米歇拉吊着眼睛,咕咚咕咚灌下一大口,又把酒瓶子放回磚頭上:“真難喝。”
看了一眼不再說話的女孩,沃森默默轉回頭。自從那天過後,兩人之間的關系再次變得有些尴尬。當時聽完沃森的話,米歇拉留下一句“别跟過來”便沉默着走出了房間。經曆過聖誕夜的聚餐,第二天再見面時,她就變成了這副賭氣的樣子。
至少你臉上沒有挨巴掌。
沃森在心裏自我安慰了一句,身邊的米歇拉此時卻又開口了:“她是誰?”
“什麽?”
“你說的那個女人,我上次沒聽完。”
這不是你那時候叫我别再說了嗎?沃森抽了抽嘴角,忍住想要吐槽的沖動:“1990年我離開海德堡以後,在紐約睡了7年時間。
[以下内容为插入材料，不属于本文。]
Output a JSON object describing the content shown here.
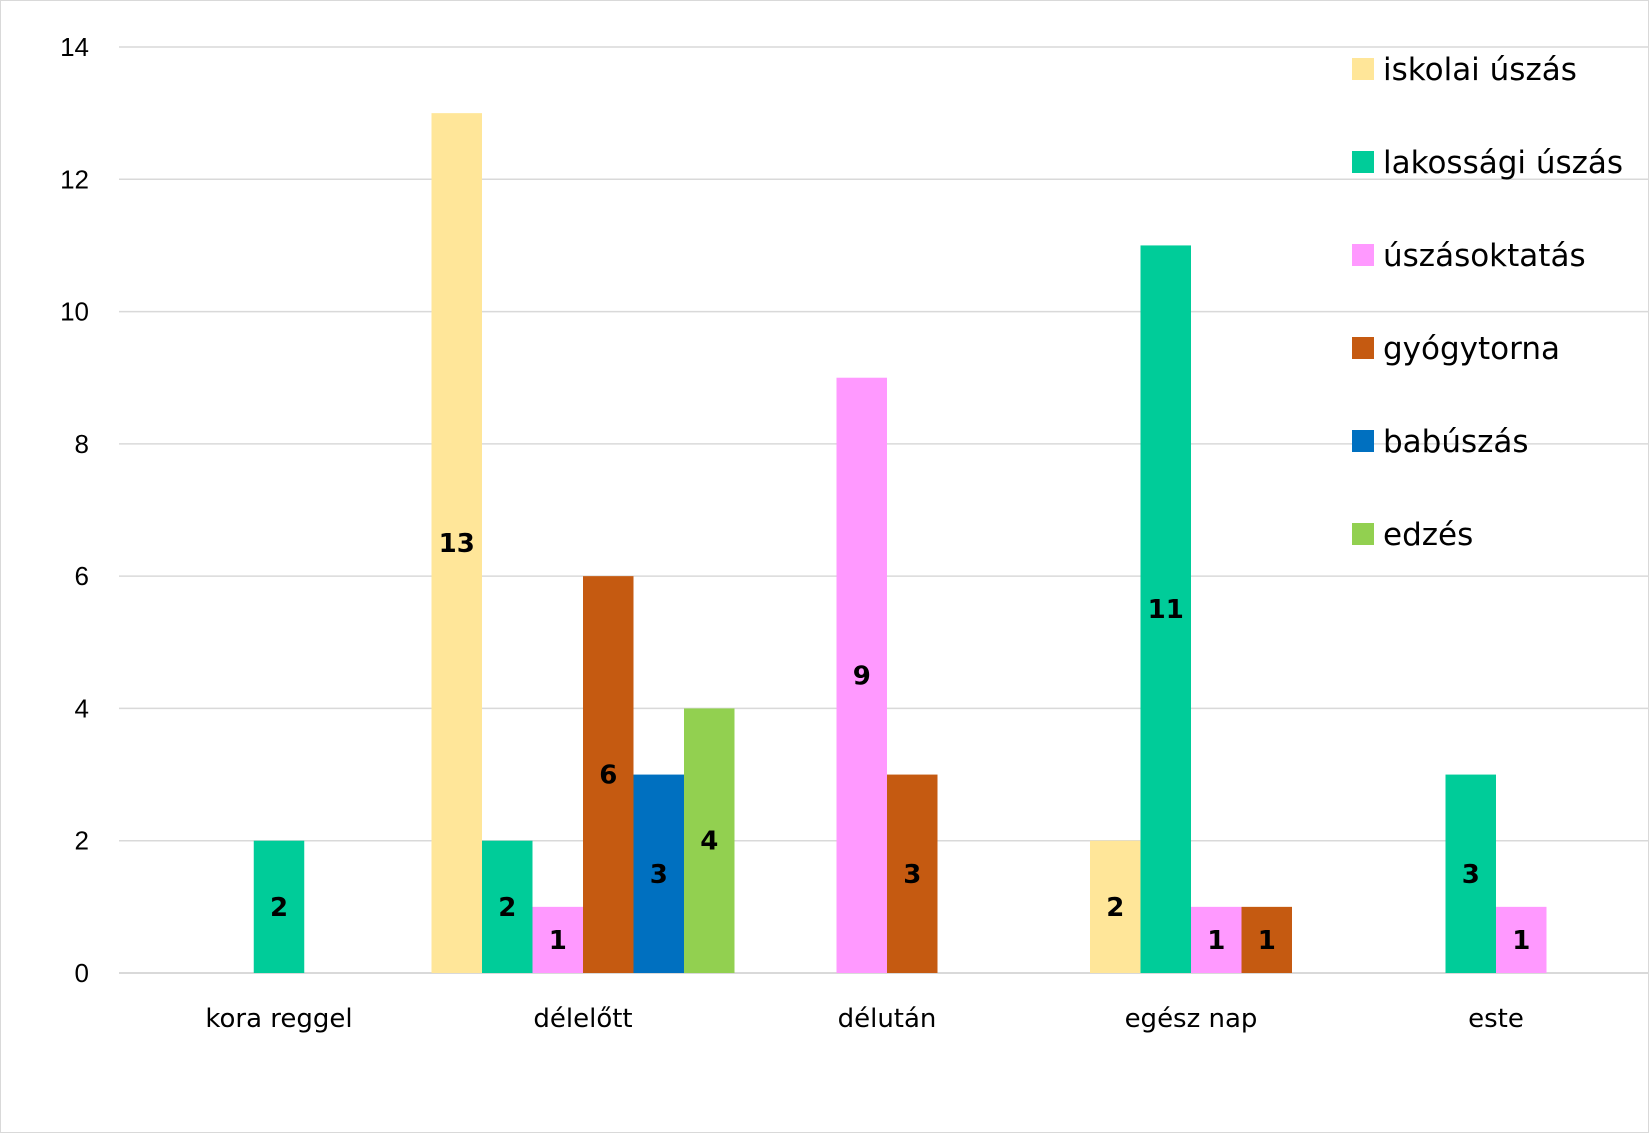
{
  "chart_data": {
    "type": "bar",
    "title": "",
    "xlabel": "",
    "ylabel": "",
    "ylim": [
      0,
      14
    ],
    "yticks": [
      0,
      2,
      4,
      6,
      8,
      10,
      12,
      14
    ],
    "grid": true,
    "legend_position": "top-right",
    "categories": [
      "kora reggel",
      "délelőtt",
      "délután",
      "egész nap",
      "este"
    ],
    "series": [
      {
        "name": "iskolai úszás",
        "color": "#FFE699",
        "values": [
          null,
          13,
          null,
          2,
          null
        ]
      },
      {
        "name": "lakossági úszás",
        "color": "#00CC99",
        "values": [
          2,
          2,
          null,
          11,
          3
        ]
      },
      {
        "name": "úszásoktatás",
        "color": "#FF99FF",
        "values": [
          null,
          1,
          9,
          1,
          1
        ]
      },
      {
        "name": "gyógytorna",
        "color": "#C55A11",
        "values": [
          null,
          6,
          3,
          1,
          null
        ]
      },
      {
        "name": "babúszás",
        "color": "#0070C0",
        "values": [
          null,
          3,
          null,
          null,
          null
        ]
      },
      {
        "name": "edzés",
        "color": "#92D050",
        "values": [
          null,
          4,
          null,
          null,
          null
        ]
      }
    ]
  }
}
等我醒過來,城市裏就出了一場亂子。一群吸血鬼制造的怪物在四處捕殺人類,那個女人,就是我在那時候遇到的。”
“......吸血鬼?”
“對,就是你想的那種害怕太陽、大蒜和銀質武器的吸血鬼。他們的科學家想要找到辦法克服這些問題,這件事情由紐約的吸血鬼王族埃爾大公主導,我說的那個女人......是他的女兒。”
女孩沉默着抱起雙臂,顯然是在消化信息。過了一陣子,她又問:“所以你們是怎麽搭上的?”
“我救了她的命。”
沃森喝了一口酒:“然後不慎被她看到了臉。”
“嘁!”
米歇拉嘴裏發出一個音節,緊接着馬尾一甩便把腦袋偏過去,不讓沃森看到臉上的表情:“你這張臉蛋還真是讨人喜歡呢,沃森小姐。”
說完這句話,女孩伸手拿走磚頭上的酒瓶,準備從屋頂離開。就在這時,遠處的街頭傳來尖叫。米歇拉從腰上摸出一個單筒望遠鏡,沃森則是重新調整出熱感視野,見到一輛皮卡車旁,幾名士兵正拖動着兩個女人往小巷子裏走。